A remarkable achievement, if you consider it, and all of it in just 10 days. Perhaps it is time someone gave Dr Swamy an award for this bit of work. At least the BJP should honour him and make him MP emeritus, considering that it has come off in flying colours only thanks to him. A party struggling to come to terms with the task of federal governance, and would have, in the ordinary course of things, struggled to retain its numbers in the 13th General Election has suddenly become the punters' favourite, while the combined Opposition will go into battle as much against themselves as against the BJP.

But Swamy's real achievement is mind-boggling still. In a couple of days' time he has managed to lend respectability to a politician universally reviled by the Opposition, and made her the fulcrum of its plans to dislodge the government. None of the main players -- not the Congress, not the Communists, not the other assorted parties who gleefully destroyed the BJP government -- thought it fit to wonder how it was that overnight they agreed to jettison their long-standing ally, the DMK, in favour of Jayalalitha.

The quid pro quo between the two foes turned friends should be clear to anyone now, with the AIADMK leader pushing Swamy's candidature for, no laughs, the prime ministership. The realisation was stark, when H D Deve Gowda stood up in the Lok Sabha on April 16 to oppose the confidence motion, and who can blame Swamy for aspiring to the top job after that? If it was Deve Gowda's once, then what rules out Swamy?

For the rest of the crowd, however, the issue was nothing so grand as bringing down an inept government and providing the people with a stirring administration in its place. In fact, if a straw poll were to be conducted about the performance of the Vajpayee government, and its prognosis, the findings would surprise many, most certainly the perpetrators of last week's political charade. The issue that brought together politicians as disparate as Harkishen Singh Surjeet and Sonia Gandhi, Mulayam Singh and Mayawati, Moopanar and Saifuddin Soz, was the prospect of federal power, which had been denied to them last year by the electorate. Thwarted ambition may have corroded Swamy's perspective, but it has not prevented him from perceiving the situation for what it is.

He knew that the same parties which were viscerally against Jaya last year would, blinded either by their hatred for the BJP and/or proximity to power, would welcome her back into the fold. The only area where he erred was in his miscalculation of the parliamentary numbers: where he said the BJP would get 256 votes, with 271 votes against, the actual count on April 17 was much closer.

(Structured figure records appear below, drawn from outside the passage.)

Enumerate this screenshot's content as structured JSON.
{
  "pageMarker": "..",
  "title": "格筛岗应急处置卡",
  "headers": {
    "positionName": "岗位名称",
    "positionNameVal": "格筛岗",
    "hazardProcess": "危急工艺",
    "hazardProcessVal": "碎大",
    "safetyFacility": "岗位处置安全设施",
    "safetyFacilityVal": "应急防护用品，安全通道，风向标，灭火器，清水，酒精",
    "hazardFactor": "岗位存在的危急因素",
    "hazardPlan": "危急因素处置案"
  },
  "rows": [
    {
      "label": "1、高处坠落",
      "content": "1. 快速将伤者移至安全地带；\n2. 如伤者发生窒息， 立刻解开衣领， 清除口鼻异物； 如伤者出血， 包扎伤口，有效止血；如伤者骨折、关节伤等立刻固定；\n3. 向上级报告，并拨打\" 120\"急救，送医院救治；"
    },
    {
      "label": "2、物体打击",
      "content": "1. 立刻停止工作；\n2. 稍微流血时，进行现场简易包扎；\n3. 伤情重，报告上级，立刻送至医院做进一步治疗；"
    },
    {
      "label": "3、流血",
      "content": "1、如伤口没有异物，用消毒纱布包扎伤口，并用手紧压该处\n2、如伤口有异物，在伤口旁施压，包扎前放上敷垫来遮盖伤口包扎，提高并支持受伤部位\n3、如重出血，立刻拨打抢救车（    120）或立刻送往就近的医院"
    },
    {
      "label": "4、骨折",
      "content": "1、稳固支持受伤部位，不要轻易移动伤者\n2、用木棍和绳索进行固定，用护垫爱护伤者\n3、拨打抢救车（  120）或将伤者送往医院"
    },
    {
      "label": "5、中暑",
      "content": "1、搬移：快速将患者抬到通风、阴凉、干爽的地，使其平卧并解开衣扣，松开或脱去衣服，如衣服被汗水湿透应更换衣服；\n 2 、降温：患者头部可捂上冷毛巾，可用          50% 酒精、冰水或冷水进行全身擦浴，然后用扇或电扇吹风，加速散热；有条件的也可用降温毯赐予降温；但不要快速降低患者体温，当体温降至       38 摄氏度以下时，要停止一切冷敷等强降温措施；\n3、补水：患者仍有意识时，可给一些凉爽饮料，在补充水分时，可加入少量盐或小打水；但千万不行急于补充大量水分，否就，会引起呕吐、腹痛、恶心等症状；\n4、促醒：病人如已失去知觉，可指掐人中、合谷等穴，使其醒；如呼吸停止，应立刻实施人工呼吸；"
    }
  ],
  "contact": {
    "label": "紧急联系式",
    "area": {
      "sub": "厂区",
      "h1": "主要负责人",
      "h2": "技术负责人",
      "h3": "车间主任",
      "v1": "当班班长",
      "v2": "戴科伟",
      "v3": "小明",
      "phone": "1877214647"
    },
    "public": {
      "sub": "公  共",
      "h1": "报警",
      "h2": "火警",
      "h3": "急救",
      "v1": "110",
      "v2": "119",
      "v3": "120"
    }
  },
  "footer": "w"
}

Swamy also erred in his calculation that the Opposition could sink its differences, post-Vajpayee, while even a novice could have told him that there was no way Mulayam could accept death in Uttar Pradesh, the DMK in Tamil Nadu, or constituents of the Left Front in Bengal and Kerala. Perhaps it is easier on him to lay the blame at any one person or party's door, but the actual blame, in my opinion, is Swamy's. He got into a venture fully aware of the consequences, took the Opposition on a bull-run, and finally let the market crash when the paper foundation he had laid gave way.

In that sense, he is the Harshad Mehta of 1999.